Mengapa Geert Wilders Menjadi Seorang yang Sangat “Anti-Islam”?




Mengapa Geert Wilders “anti-Islam,” danapa pesannya pada orang-orang Muslim

Pejuang kebebasan Geert Wilders membuat sebuah pernyataan penting dan mencerahkan di MuslimsDebate.com: “Mengapa ia menjadi anti-Islam dan apa pesannya kepada orang-orang Muslim?”

Saya pertama kali mengunjungi sebuah negara Islam pada tahun 1982. Usia saya pada waktu itu 18 tahun dan saya bepergian dengan seorang teman keturunan Belanda dari Eilat di Israel, ke sebuah resort Laut Merah Mesir Sharm-el-Sheikh. Kami berdua bepergian dengan ransel dan uang kami sangat terbatas pada waktu itu. Saya masih ingat akan impresi pertama saya mengenai Mesir: saya takjub atas keramahan, sikap bersahabat dan suka menolong dari orang-orangnya.
Saya juga ingat impresi kedua yang kuat yang saya rasakan mengenai Mesir: Hal yang mengejutkan saya adalah bagaimana orang-orang yang sangat bersahabat dan ramah ini kemudian menjadi sangat ketakutan.
Selagi kami ada di Sharm el-Sheikh, President Mubarak mengunjungi tempat ini.
Saya ingat ketakutan yang tiba-tiba turun di kota kecil ini ketika diumumkan bahwa Hosni Mubarak akan datang untuk sebuah kunjungan yang tidak direncanakan; saya masih ingat saat melihat iring-iringan mobil hitam pada hari ia berkunjung dan merasakan ketakutan yang hampir-hampir secara fisik, seperti orang yang tengah mengalami demam tinggi di siang yang terik di musim panas.
Ini adalah sebuah pengalaman yang aneh; Mubarak tidak dianggap sebagai tiran Islamik yang kejam, namun ketakutan yang dirasakan oleh rakyat biasa Mesir kepada pemimpin mereka bahkan masih dirasakan oleh saya. Saya memikirkan, apa yang dirasakan oleh orang-orang Saudi ketika Raja mereka ada di sebuah kota, apa yang dirasakan oleh orang-orang Libya ketika Gaddafi mengumumkan kedatangannya, apa yang harus dirasakan oleh orang-orang Irak ketika Saddam Hussein ada di dekat mereka. Beberapa tahun kemudian, saya membaca Qur’an mengenai apa yang dirasakan oleh orang-orang Arab saat mereka ada di hadapan Muhammad, yang, sebagaimana digambarkan oleh beberapa ayat,”menjatuhkan teror ke dalam hati mereka” (Sura 8:12, 8:60, 33:26, 59:12).

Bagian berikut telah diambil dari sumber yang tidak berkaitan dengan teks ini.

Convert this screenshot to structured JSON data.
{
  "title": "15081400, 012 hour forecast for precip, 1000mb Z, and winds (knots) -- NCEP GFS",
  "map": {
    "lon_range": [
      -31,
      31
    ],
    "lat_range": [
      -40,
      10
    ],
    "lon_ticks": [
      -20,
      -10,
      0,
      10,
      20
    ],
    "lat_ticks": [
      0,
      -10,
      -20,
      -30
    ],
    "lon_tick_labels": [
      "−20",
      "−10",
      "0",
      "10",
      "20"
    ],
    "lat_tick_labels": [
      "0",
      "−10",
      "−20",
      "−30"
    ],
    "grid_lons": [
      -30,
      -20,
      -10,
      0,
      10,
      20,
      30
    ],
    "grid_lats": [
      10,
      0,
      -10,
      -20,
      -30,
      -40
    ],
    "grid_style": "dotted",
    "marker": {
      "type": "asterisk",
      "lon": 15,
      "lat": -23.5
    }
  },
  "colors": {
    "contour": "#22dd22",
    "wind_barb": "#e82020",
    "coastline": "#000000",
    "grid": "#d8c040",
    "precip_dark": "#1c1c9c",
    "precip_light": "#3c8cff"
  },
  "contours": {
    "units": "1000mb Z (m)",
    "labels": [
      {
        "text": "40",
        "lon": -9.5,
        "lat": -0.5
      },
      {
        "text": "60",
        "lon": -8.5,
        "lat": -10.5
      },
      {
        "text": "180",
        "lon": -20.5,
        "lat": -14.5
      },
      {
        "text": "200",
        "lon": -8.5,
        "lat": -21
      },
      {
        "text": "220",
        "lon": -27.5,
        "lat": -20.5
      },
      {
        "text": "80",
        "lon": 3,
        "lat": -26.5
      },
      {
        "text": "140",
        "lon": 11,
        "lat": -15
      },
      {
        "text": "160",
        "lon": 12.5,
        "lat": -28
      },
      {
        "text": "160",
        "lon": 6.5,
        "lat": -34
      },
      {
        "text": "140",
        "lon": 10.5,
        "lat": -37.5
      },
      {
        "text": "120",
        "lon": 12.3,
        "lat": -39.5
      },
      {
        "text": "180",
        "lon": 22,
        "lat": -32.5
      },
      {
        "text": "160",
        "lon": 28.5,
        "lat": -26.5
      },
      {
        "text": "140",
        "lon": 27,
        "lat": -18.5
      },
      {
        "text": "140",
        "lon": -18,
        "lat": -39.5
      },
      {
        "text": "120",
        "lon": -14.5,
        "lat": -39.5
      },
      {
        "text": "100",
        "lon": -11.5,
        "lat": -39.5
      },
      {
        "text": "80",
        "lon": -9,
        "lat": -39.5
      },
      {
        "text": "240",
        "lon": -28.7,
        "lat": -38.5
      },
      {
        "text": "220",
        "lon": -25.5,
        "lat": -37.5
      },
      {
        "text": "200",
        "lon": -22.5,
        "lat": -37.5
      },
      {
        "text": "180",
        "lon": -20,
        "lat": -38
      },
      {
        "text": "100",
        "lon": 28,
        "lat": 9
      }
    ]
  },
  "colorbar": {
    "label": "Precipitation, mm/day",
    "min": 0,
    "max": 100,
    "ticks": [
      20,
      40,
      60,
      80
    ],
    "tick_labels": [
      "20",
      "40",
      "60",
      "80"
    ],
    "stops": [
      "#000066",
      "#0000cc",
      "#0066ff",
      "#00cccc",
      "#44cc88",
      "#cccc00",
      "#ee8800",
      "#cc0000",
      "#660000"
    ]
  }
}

Dari Sharm el-Sheikh, saya dan teman saya pergi ke Kairo. Kota ini miskin dan sangat kotor. Saya dan teman saya sungguh terheran-heran bagaimana tempat yang miskin dan dekil seperti ini bisa menjadi tetangga Israel, yang demikian bersihnya. Penjelasan dari orang-orang Arab, dimana dengan mereka kami mendiskusikan kemiskinan mereka, adalah bahwa mereka sama sekali menolak menyalahkan diri mereka atas kondisi mereka yang memprihatinkan. Mereka katakan bahwa mereka itu adalah korban dari konspirasi global dari “imperialisme” dan “Zionisme”, yang bertujuan membuat orang-orang Muslim menjadi miskin dan bersikap tunduk. Saya temukan bahwa penjelasan itu tidak meyakinkan. Insting saya memberitahu saya bahwa ini terjadi karena adanya perbedaan budaya antara Israel dan Mesir.
Saya melakukan sebuah kesalahan di Kairo. Kami hampir-hampir kehabisan uang dan saya merasa haus. Orang bisa membeli segelas air pada orang-orang yang mengumpulkan air untuk umum. Kelihatannya tidak bersih tetapi saya meminumnya. Setelah itu saya terkena penyakit diare yang parah. Saya pergi ke penginapan murah dimana orang bisa menyewa sebuah bidang kecil di lantai seharga dua dollar sehari. Di sanalah saya berbaring selama beberapa hari, seperti sebuah timbunan kesengsaraan di tengah-tengah keramaian, kamar yang bau, dengan sepuluh orang pria lainnya. Dulu Mesir pernah menjadi peradaban yang paling maju di dunia. Mengapa ia tidak tidak terus berkembang bersama-sama dengan bagian dunia lainnya?
Di akhir tahun 1890an, Winston Churchill adalah seorang tentara dan seorang koresponden perang di British India (kini menjadi Pakistan) dan Sudan. Churchill adalah seorang pria muda yang cerdik. Waktu selama berbulan-bulan ketika ia berada di Pakistan dan Sudah membuat dia bisa memahami dengan baik apa masalah dengan Islam dan “kutukan-kutukan yang akan dialami oleh para penggemarnya.”
“Disamping sikap fanatik yang gila-gilaan,…..,dalam agama ini pun ada sikap fatalistik yang menakutkan,” tulisnya. ”Efeknya bisa terlihat dengan jelas di banyak negara. Kebiasaan membuang-buang waktu, sistem agrikultur yang ceroboh, metode dagang yang melempem, dan keberadaan properti yang tidak aman dimana para pengikut Nabi Muhammad memerintah atau tinggal…. Faktanya adalah bahwa dalam hukum Muhammad, setiap wanita harus menjadi milik satu-satunya dari seorang pria sebagai properti absolutnya, apakah seorang anak, seorang istri, atau seorang selir. Kita harus menunda kepunahan akhir dari perbudakan hingga iman Islam telah menjadi sebuah kekuatan besar diantara manusia. Orang-orang Muslim individual mungkin akan memperlihatkan kualitas yang baik sekali – tetapi pengaruh dari agama ini melumpuhkan perkembangan sosial dari mereka yang mengikutinya.” Kemudian Churchill menyimpulkan: ”Tidak ada sesuatu pun kekuatan yang terus mengalami kemunduran yang bisa tetap eksis dalam dunia.”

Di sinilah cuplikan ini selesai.